More witchers are brutally and very quickly killed by a pair of basilisks, which is arguably even more embarrassing than getting assassinated in bed, given that the whole purpose of witchers is to kill monsters. There’s a throwaway line noting that the basilisks are mutated and more powerful than the standard variety, but even so, you’d expect half a dozen full juiced-up witchers to be able to handle them with ease. When Geralt faces off against a third basilisk, the biggest of all, he defeats it in under a minute by blasting it in the face with igni and stabbing it through the skull.

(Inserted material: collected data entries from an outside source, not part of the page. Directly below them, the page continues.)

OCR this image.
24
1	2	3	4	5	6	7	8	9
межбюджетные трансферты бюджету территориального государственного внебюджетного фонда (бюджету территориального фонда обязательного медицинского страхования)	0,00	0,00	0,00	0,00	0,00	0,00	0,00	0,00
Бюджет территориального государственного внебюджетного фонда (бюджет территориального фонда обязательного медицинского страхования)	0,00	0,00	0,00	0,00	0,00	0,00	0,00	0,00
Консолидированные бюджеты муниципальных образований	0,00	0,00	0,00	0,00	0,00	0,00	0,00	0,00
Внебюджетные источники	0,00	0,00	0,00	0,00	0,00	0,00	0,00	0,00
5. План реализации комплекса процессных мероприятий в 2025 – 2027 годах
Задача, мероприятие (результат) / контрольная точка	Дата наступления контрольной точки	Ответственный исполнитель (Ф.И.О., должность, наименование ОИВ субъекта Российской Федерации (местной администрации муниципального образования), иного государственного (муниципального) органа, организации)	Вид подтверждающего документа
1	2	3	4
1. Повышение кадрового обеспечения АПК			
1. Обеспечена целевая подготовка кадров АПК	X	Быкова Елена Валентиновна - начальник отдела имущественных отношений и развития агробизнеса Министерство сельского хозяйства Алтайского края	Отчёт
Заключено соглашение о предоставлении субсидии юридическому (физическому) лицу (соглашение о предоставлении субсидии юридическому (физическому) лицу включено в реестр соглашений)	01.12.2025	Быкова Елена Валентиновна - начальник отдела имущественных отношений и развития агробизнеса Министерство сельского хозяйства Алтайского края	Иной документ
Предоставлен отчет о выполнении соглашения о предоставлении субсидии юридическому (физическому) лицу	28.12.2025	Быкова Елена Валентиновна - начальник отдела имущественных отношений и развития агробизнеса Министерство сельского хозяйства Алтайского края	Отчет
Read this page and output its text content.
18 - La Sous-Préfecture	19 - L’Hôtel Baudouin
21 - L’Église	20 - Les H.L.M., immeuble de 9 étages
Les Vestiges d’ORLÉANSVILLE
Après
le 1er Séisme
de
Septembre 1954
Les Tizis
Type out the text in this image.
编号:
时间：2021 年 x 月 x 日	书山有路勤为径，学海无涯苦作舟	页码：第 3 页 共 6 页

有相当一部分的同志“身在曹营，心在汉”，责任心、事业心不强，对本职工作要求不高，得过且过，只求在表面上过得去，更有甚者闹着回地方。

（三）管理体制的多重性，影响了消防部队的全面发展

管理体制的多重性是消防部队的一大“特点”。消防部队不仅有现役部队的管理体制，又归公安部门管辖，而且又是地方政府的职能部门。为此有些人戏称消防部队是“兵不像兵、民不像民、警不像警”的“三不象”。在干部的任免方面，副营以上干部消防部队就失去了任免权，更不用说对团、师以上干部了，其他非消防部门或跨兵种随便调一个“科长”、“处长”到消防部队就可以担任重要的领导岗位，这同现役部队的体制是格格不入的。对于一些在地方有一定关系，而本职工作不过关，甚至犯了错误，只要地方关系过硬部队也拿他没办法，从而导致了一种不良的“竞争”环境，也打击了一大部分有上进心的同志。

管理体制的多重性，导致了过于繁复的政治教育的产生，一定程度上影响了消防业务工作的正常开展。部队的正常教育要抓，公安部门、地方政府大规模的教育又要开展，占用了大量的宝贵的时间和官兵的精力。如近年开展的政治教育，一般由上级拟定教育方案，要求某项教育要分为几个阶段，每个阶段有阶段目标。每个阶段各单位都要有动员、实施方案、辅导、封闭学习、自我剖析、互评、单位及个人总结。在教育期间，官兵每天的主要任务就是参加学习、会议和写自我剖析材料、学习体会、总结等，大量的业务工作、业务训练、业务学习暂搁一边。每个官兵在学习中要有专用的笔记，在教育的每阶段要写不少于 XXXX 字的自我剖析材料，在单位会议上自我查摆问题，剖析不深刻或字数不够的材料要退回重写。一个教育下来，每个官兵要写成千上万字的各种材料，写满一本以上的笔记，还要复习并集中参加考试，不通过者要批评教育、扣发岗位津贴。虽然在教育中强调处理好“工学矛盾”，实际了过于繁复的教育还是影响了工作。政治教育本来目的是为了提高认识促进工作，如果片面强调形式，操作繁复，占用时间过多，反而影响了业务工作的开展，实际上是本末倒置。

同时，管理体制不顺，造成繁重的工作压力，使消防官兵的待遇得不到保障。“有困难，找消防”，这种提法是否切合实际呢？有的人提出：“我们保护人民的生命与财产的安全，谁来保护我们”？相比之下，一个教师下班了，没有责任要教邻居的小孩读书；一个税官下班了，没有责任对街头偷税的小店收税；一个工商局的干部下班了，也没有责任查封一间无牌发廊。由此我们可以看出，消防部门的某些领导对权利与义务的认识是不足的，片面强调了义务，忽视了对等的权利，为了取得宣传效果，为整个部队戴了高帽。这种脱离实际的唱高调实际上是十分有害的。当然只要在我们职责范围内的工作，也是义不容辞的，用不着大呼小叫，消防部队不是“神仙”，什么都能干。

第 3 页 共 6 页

Nothing we see in the other witchers’ fighting styles, except for the occasional throwing of witcher signs, matches what we’ve been told about witchers. We’re told that they’ve each had more than a lifetime of combat experience and weapons training, but for the most part we see them just kind of flapping their axes and swords at the basilisks ineffectually before getting their heads bitten off. We’re told that they’re supernaturally fast, strong, and durable, but there’s no evidence of this. We’re told that they’re lone, wandering mercenaries who rarely meet each other out in the real world, yet it doesn’t take very long at all for the witchers to resort to begging Vesemir for help. We’re told that they’ve purposefully suppressed emotions like fear, but when confronted with the basilisks they A) panic and B) ask their daddy to come and rescue them.